Multivariate Analysis

Talk about some of the relationships you observed in this part of the investigation. Were there features that strengthened each other in terms of looking at your feature(s) of interest?

I’ve found that the time of last submission is having a strong relationship with the difference between highest ranking and current ranking. And this relationship actually strengthened each other, we can use these two features to determine how a user’s ranking should be like.

Were there any interesting or surprising interactions between features?

Reward type and score, the distribution in the scatterplot of USD (in the plot with facets) seemed to be wider than other two. And that definitely makes me more understand the data.

Final Plots and Summary

Plot One

Description One

The distribution of z-scores of submissions’ private scores by each competition is slightly skewed, having median of 0.37, 1st quartile of -0.21 and 3rd quartile of 0.58. By this, we know that there is a large portion of submissions having private scores above the average.

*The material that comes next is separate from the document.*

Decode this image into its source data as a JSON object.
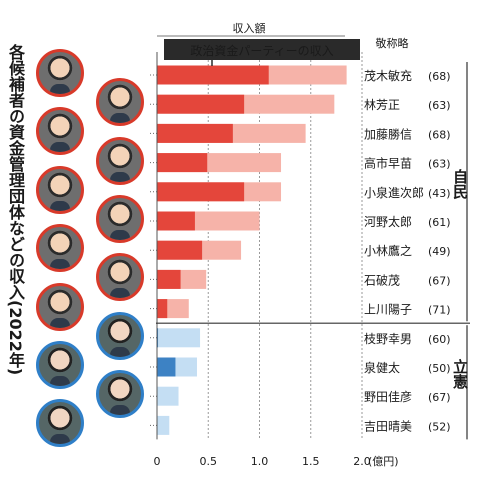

There are some submissions having the same and pretty low scores, which causes some specific z-scores having extremely more matching data points than they should. Perhaps those are submissions where users submitted “all-zeros” solution, and many users done that. This plot made me more understand about how typical distribution of submissions’ scores look like.

Plot Two

Description Two

Number of submissions by user and user’s current ranking are having an approximately linear relationship with each other when we apply log10 to submissions number, cube root to ranking. The larger number of submissions a user submitted, the ranking is more likely to be higher. These two variables have a correlation coefficient of 0.63, which is pretty high for a 19804 sample (p-value < 0.000001 in a hypothesis test where alternative hypothesis is the correlation is not 0). Also, the 95% CI for correlation is (0.631, 0.648). The relationship may because users with larger number of submissions are typically more hard-working on these competitions, and more likely to get higher score and ranking. This relationship can help us to infer how a user’s rank should be like based on how many submissions submitted by him. However, there could be some traps where someone submitted so many times, but not getting a high score.

Plot Three

Description Three

The longer time a user doesn’t have any submission activity, the more his ranking drops from his highest ranking, you can see that through the colour gradient in the plot. If we cut “days after last submission” (the colour axis in the plot) into (0,250], (250,500], (500,1000], (1000,2000], then the correlation of highest ranking and current ranking for each group will be 0.91, 0.93, 0.85 and 0.48. We can also use this to infer a user’s current ranking, when holding highest ranking constant, users with recent activities not far ago seem to have higher ranking currently but not exceeding highest ranking, and that’s why I chose this plot, because of this interesting and strong relationship.

Reflection

As a non-active Kaggle user, getting familiar with this dataset is quite a hard work, this project actually took me more than a month. This dataset just released months ago, there isn’t too much information about this dataset, it’s hard to find examples, and there even doesn’t have a documentation about the dataset, Kaggle only listed all the variables inside, but not describing what those variables are, I spent so much time to try and explore something from the dataset.
A lot of times during the exploration, I felt really difficult because couldn’t find anything that interested me and maybe other audiences. I tried to tell myself it’s normal, just keep exploring. Eventually, I found some patterns in the data.
Throughout the analysis, lots of things are just in line with my expectations, a few of them aren’t, e.g. scores, submissions by “days before deadline”, number of submissions. I think one that most surprised me is the plot about number of submissions and ranking of users, it makes sense but also doesn’t make sense.
I’m not quite sure how this dataset can be used, but I think the next step will be building a solid model that predicts who is the winner. Maybe Kaggle will open another competition?